Since  mid-November, the gravesite has been  surrounded with a blue tarpaulin  and roads leading to the Arafat mausoleum were  closed. Arafat is still  widely revered in the Palestinian territories, and  Palestinian officials said they don’t want the process observed by media and  others.

Earlier, samples were also taken from  Arafat’s bedroom, office and personal belongings, they said.

The new investigation into Arafat’s death was  sparked earlier this year by  the discovery of a lethal radioactive substance,  polonium, on clothing  said to be his.

The clothes were provided by Arafat’s widow,  Suha, and given to the lab by the Arab satellite TV station Al-Jazeera.

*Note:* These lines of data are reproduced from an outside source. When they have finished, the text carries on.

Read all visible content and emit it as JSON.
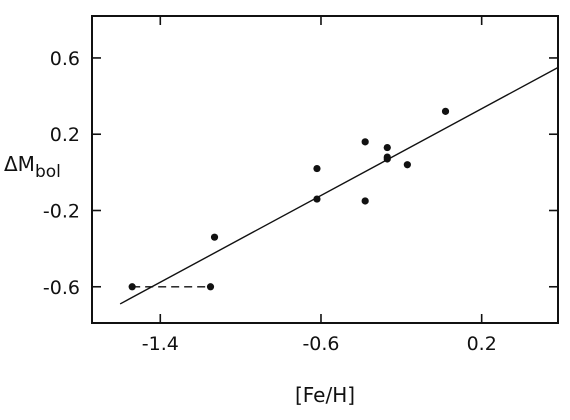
{
  "chart_data": {
    "type": "scatter",
    "title": "",
    "xlabel": "[Fe/H]",
    "ylabel": "ΔM",
    "ylabel_subscript": "bol",
    "xlim": [
      -1.74,
      0.58
    ],
    "ylim": [
      -0.79,
      0.82
    ],
    "xticks": [
      -1.4,
      -0.6,
      0.2
    ],
    "xtick_labels": [
      "-1.4",
      "-0.6",
      "0.2"
    ],
    "yticks": [
      0.6,
      0.2,
      -0.2,
      -0.6
    ],
    "ytick_labels": [
      "0.6",
      "0.2",
      "-0.2",
      "-0.6"
    ],
    "grid": false,
    "series": [
      {
        "kind": "points",
        "points": [
          {
            "x": -1.54,
            "y": -0.6
          },
          {
            "x": -1.15,
            "y": -0.6
          },
          {
            "x": -1.13,
            "y": -0.34
          },
          {
            "x": -0.62,
            "y": 0.02
          },
          {
            "x": -0.62,
            "y": -0.14
          },
          {
            "x": -0.38,
            "y": 0.16
          },
          {
            "x": -0.38,
            "y": -0.15
          },
          {
            "x": -0.27,
            "y": 0.13
          },
          {
            "x": -0.27,
            "y": 0.08
          },
          {
            "x": -0.27,
            "y": 0.07
          },
          {
            "x": -0.17,
            "y": 0.04
          },
          {
            "x": 0.02,
            "y": 0.32
          }
        ]
      },
      {
        "kind": "fit-line",
        "x": [
          -1.6,
          0.58
        ],
        "y": [
          -0.69,
          0.55
        ]
      },
      {
        "kind": "dashed-connector",
        "x": [
          -1.54,
          -1.15
        ],
        "y": [
          -0.6,
          -0.6
        ]
      }
    ]
  }
}
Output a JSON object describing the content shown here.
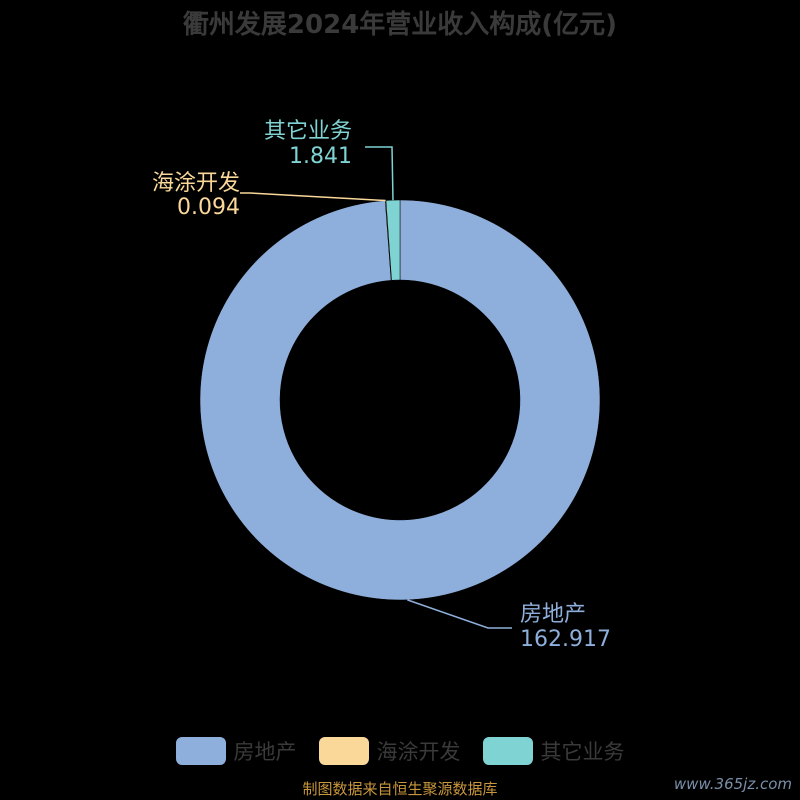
{
  "title": "衢州发展2024年营业收入构成(亿元)",
  "source": "制图数据来自恒生聚源数据库",
  "watermark": "www.365jz.com",
  "chart_data": {
    "type": "pie",
    "variant": "donut",
    "title": "衢州发展2024年营业收入构成(亿元)",
    "categories": [
      "房地产",
      "海涂开发",
      "其它业务"
    ],
    "values": [
      162.917,
      0.094,
      1.841
    ],
    "value_labels": [
      "162.917",
      "0.094",
      "1.841"
    ],
    "colors": [
      "#8eafdb",
      "#f9d89a",
      "#7fd3d3"
    ],
    "legend_position": "bottom"
  }
}
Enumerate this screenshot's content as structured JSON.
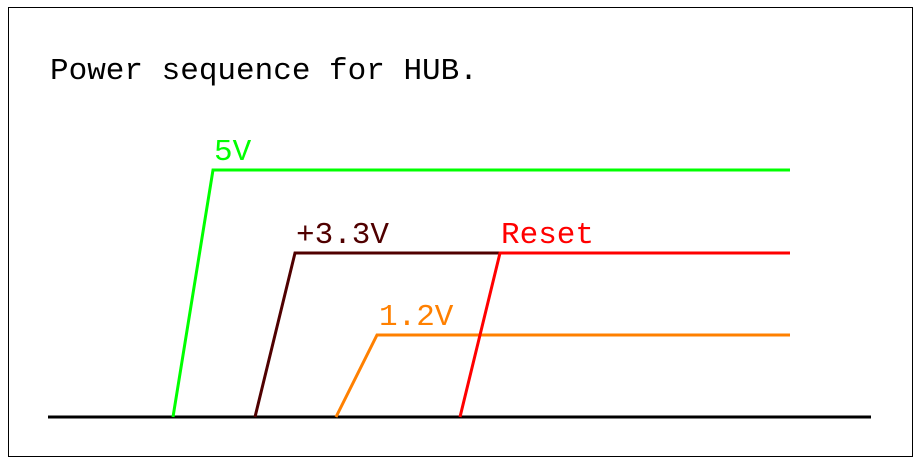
{
  "title": "Power sequence for HUB.",
  "signals": [
    {
      "label": "5V",
      "color": "#00ff00"
    },
    {
      "label": "+3.3V",
      "color": "#500000"
    },
    {
      "label": "Reset",
      "color": "#ff0000"
    },
    {
      "label": "1.2V",
      "color": "#ff8000"
    }
  ],
  "baseline_color": "#000000"
}
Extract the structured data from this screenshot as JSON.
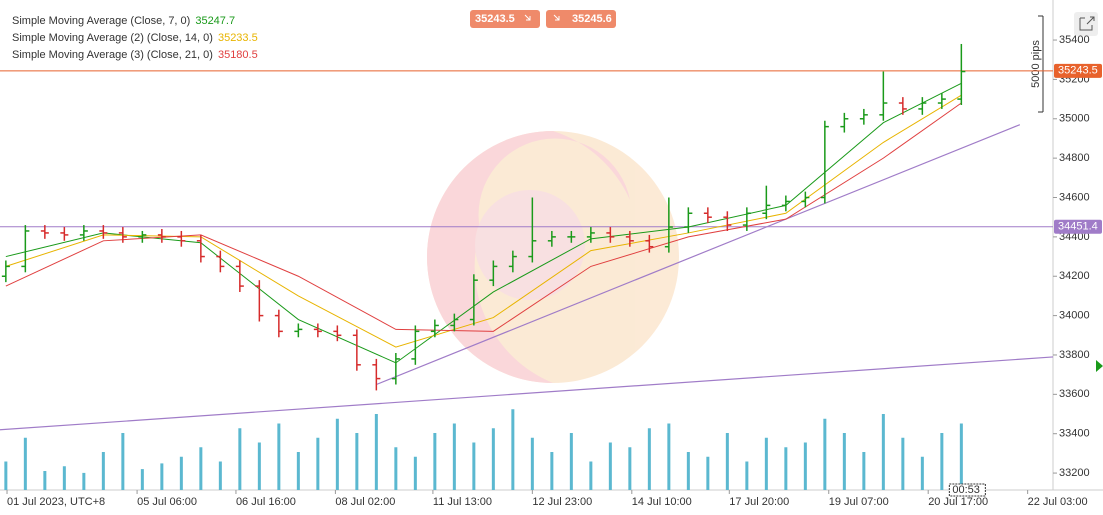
{
  "chart_data": {
    "type": "candlestick",
    "x": [
      0,
      1,
      2,
      3,
      4,
      5,
      6,
      7,
      8,
      9,
      10,
      11,
      12,
      13,
      14,
      15,
      16,
      17,
      18,
      19,
      20,
      21,
      22,
      23,
      24,
      25,
      26,
      27,
      28,
      29,
      30,
      31,
      32,
      33,
      34,
      35,
      36,
      37,
      38,
      39,
      40,
      41,
      42,
      43,
      44,
      45,
      46,
      47,
      48,
      49
    ],
    "open": [
      34200,
      34250,
      34430,
      34420,
      34410,
      34430,
      34420,
      34400,
      34410,
      34400,
      34380,
      34300,
      34250,
      34150,
      34000,
      33920,
      33930,
      33920,
      33900,
      33750,
      33680,
      33780,
      33920,
      33950,
      33980,
      34180,
      34250,
      34300,
      34380,
      34400,
      34400,
      34420,
      34400,
      34380,
      34350,
      34450,
      34520,
      34500,
      34460,
      34520,
      34560,
      34580,
      34600,
      34960,
      35000,
      35020,
      35080,
      35050,
      35080,
      35100
    ],
    "high": [
      34280,
      34460,
      34460,
      34450,
      34460,
      34460,
      34450,
      34430,
      34440,
      34430,
      34410,
      34330,
      34280,
      34180,
      34030,
      33960,
      33960,
      33950,
      33930,
      33780,
      33810,
      33950,
      33980,
      34010,
      34210,
      34280,
      34330,
      34600,
      34430,
      34430,
      34450,
      34450,
      34430,
      34410,
      34600,
      34550,
      34550,
      34530,
      34550,
      34660,
      34610,
      34630,
      34990,
      35030,
      35050,
      35240,
      35110,
      35110,
      35130,
      35380
    ],
    "low": [
      34170,
      34220,
      34390,
      34380,
      34380,
      34390,
      34370,
      34370,
      34370,
      34350,
      34270,
      34220,
      34120,
      33970,
      33890,
      33890,
      33890,
      33870,
      33720,
      33620,
      33650,
      33750,
      33890,
      33920,
      33950,
      34150,
      34220,
      34270,
      34350,
      34370,
      34370,
      34370,
      34350,
      34320,
      34320,
      34420,
      34470,
      34430,
      34430,
      34490,
      34530,
      34550,
      34570,
      34930,
      34970,
      34990,
      35020,
      35020,
      35050,
      35070
    ],
    "close": [
      34250,
      34430,
      34420,
      34410,
      34430,
      34420,
      34400,
      34410,
      34400,
      34380,
      34300,
      34250,
      34150,
      34000,
      33920,
      33930,
      33920,
      33900,
      33750,
      33680,
      33780,
      33920,
      33950,
      33980,
      34180,
      34250,
      34300,
      34380,
      34400,
      34400,
      34420,
      34400,
      34380,
      34350,
      34450,
      34520,
      34500,
      34460,
      34520,
      34560,
      34580,
      34600,
      34960,
      35000,
      35020,
      35080,
      35050,
      35080,
      35100,
      35240
    ],
    "up_color": "#1a9a1a",
    "down_color": "#d62b2b",
    "volume": [
      30,
      55,
      20,
      25,
      18,
      40,
      60,
      22,
      28,
      35,
      45,
      30,
      65,
      50,
      70,
      40,
      55,
      75,
      60,
      80,
      45,
      35,
      60,
      70,
      50,
      65,
      85,
      55,
      40,
      60,
      30,
      50,
      45,
      65,
      70,
      40,
      35,
      60,
      30,
      55,
      45,
      50,
      75,
      60,
      40,
      80,
      55,
      35,
      60,
      70
    ],
    "volume_color": "#5bb8d0",
    "indicators": [
      {
        "name": "Simple Moving Average (Close, 7, 0)",
        "last": 35247.7,
        "color": "#1a9a1a",
        "x": [
          0,
          5,
          10,
          15,
          20,
          25,
          30,
          35,
          40,
          45,
          49
        ],
        "values": [
          34300,
          34420,
          34370,
          33980,
          33760,
          34120,
          34390,
          34450,
          34560,
          34980,
          35180
        ]
      },
      {
        "name": "Simple Moving Average (2) (Close, 14, 0)",
        "last": 35233.5,
        "color": "#e8b400",
        "x": [
          0,
          5,
          10,
          15,
          20,
          25,
          30,
          35,
          40,
          45,
          49
        ],
        "values": [
          34250,
          34410,
          34400,
          34100,
          33840,
          33990,
          34330,
          34420,
          34520,
          34880,
          35120
        ]
      },
      {
        "name": "Simple Moving Average (3) (Close, 21, 0)",
        "last": 35180.5,
        "color": "#e04040",
        "x": [
          0,
          5,
          10,
          15,
          20,
          25,
          30,
          35,
          40,
          45,
          49
        ],
        "values": [
          34150,
          34380,
          34410,
          34200,
          33930,
          33920,
          34250,
          34400,
          34490,
          34800,
          35080
        ]
      }
    ],
    "hlines": [
      {
        "value": 35243.5,
        "color": "#e8622c"
      },
      {
        "value": 34451.4,
        "color": "#a07cc8"
      }
    ],
    "trendlines": [
      {
        "x": [
          19,
          52
        ],
        "y": [
          33650,
          34970
        ],
        "color": "#a07cc8"
      },
      {
        "x": [
          -0.3,
          53.7
        ],
        "y": [
          33420,
          33790
        ],
        "color": "#a07cc8"
      }
    ],
    "bid": 35243.5,
    "ask": 35245.6,
    "range_label": "5000 pips",
    "countdown": "00:53",
    "xlim": [
      -0.3,
      53.7
    ],
    "ylim": [
      33114,
      35578
    ],
    "yticks": [
      33200,
      33400,
      33600,
      33800,
      34000,
      34200,
      34400,
      34600,
      34800,
      35000,
      35200,
      35400
    ],
    "xticks": [
      {
        "value": 0.06,
        "label": "01 Jul 2023, UTC+8"
      },
      {
        "value": 6.73,
        "label": "05 Jul 06:00"
      },
      {
        "value": 11.8,
        "label": "06 Jul 16:00"
      },
      {
        "value": 16.9,
        "label": "08 Jul 02:00"
      },
      {
        "value": 21.9,
        "label": "11 Jul 13:00"
      },
      {
        "value": 27.0,
        "label": "12 Jul 23:00"
      },
      {
        "value": 32.1,
        "label": "14 Jul 10:00"
      },
      {
        "value": 37.1,
        "label": "17 Jul 20:00"
      },
      {
        "value": 42.2,
        "label": "19 Jul 07:00"
      },
      {
        "value": 47.3,
        "label": "20 Jul 17:00"
      },
      {
        "value": 52.4,
        "label": "22 Jul 03:00"
      }
    ]
  }
}
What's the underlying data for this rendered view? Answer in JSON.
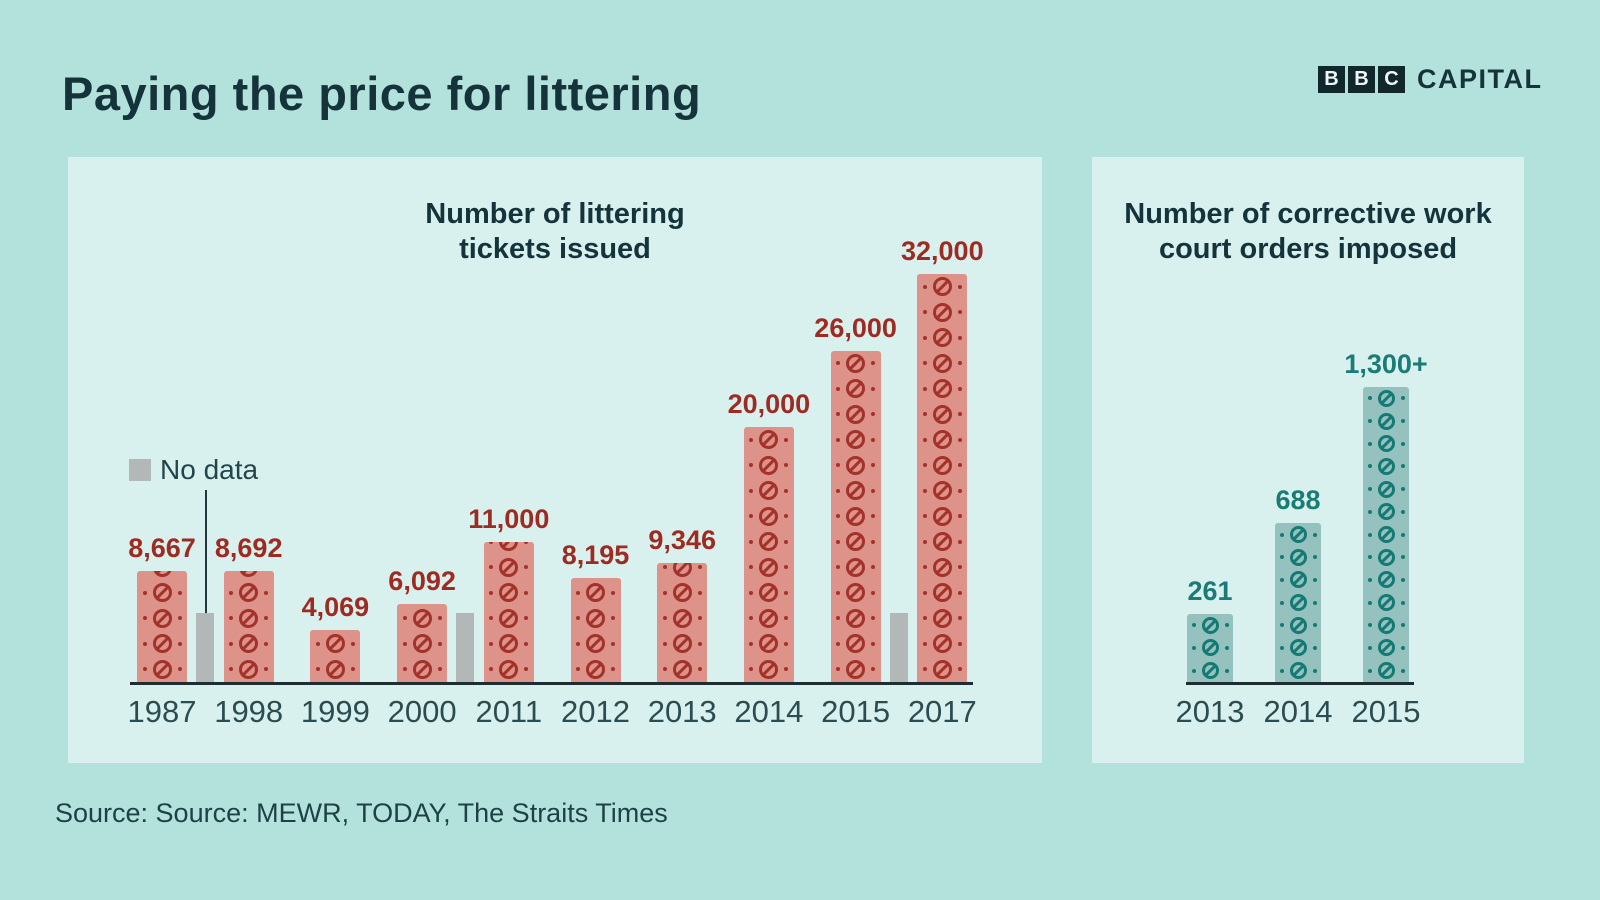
{
  "page": {
    "title": "Paying the price for littering",
    "brand": {
      "blocks": [
        "B",
        "B",
        "C"
      ],
      "name": "CAPITAL"
    },
    "source": "Source: Source: MEWR, TODAY, The Straits Times"
  },
  "chart_data": [
    {
      "type": "bar",
      "title": "Number of littering tickets issued",
      "title_lines": [
        "Number of littering",
        "tickets issued"
      ],
      "categories": [
        "1987",
        "1998",
        "1999",
        "2000",
        "2011",
        "2012",
        "2013",
        "2014",
        "2015",
        "2017"
      ],
      "values": [
        8667,
        8692,
        4069,
        6092,
        11000,
        8195,
        9346,
        20000,
        26000,
        32000
      ],
      "value_labels": [
        "8,667",
        "8,692",
        "4,069",
        "6,092",
        "11,000",
        "8,195",
        "9,346",
        "20,000",
        "26,000",
        "32,000"
      ],
      "unit_per_ticket": 2000,
      "icon": "no-entry-ticket",
      "legend": {
        "label": "No data",
        "color": "#b2b8b7",
        "position": "left-middle"
      },
      "no_data_between": [
        [
          0,
          1
        ],
        [
          3,
          4
        ],
        [
          8,
          9
        ]
      ],
      "colors": {
        "ticket": "#dd928a",
        "icon": "#a2322a",
        "label": "#9e2b22"
      },
      "ylim": [
        0,
        32000
      ],
      "grid": false
    },
    {
      "type": "bar",
      "title": "Number of corrective work court orders imposed",
      "title_lines": [
        "Number of corrective work",
        "court orders imposed"
      ],
      "categories": [
        "2013",
        "2014",
        "2015"
      ],
      "values": [
        261,
        688,
        1300
      ],
      "value_labels": [
        "261",
        "688",
        "1,300+"
      ],
      "unit_per_ticket": 100,
      "icon": "no-entry-ticket",
      "colors": {
        "ticket": "#95c2bf",
        "icon": "#157a74",
        "label": "#1a7b77"
      },
      "ylim": [
        0,
        1300
      ],
      "grid": false
    }
  ],
  "colors": {
    "background": "#b3e2dc",
    "panel": "#d9f1ee",
    "heading": "#14333a",
    "axis": "#1e2d31",
    "year_label": "#2b4c51",
    "no_data": "#b2b8b7",
    "brand_block": "#10282b"
  }
}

Arafat, who led the Palestine Liberation  Organisation for 35 years and became the first president of the Palestinian  Authority in 1996,  died in November 2004 in a French military hospital, a  month after suddenly falling ill.

While the immediate cause of death was a  stroke, the underlying source of an illness he suffered in his final weeks has  never been clear, leading to persistent speculation in the Arab world that  Israel poisoned him. Israel has denied such allegations.

Since his death there have been persistent  conspiracy theories that he had cancer, AIDS or was poisoned.

His widow, Suha, objected to a post-mortem at  the time, but asked the Palestinian Authority to permit the exhumation ‘to  reveal the truth.’

Israeli Foreign Ministry spokesman Yigal  Palmor said the Palestinians were free to take all the samples they  wanted.

‘We have nothing to fear,’ he said.

‘All the accusations against Israel are  completely ridiculous and not based on the slightest bit of  evidence.’

The exhumation might not resolve the mystery.

Polonium-210 decomposes rapidly, and some  experts say it is not clear whether any  remaining samples will be sufficient  for testing.

The former Russian spy Alexander Litvinenko  died of exposure to polonium-210 in London in 2006. The UK authorities have  accused Andrei Lugovoi, an ex-KGB officer, of poisoning his tea.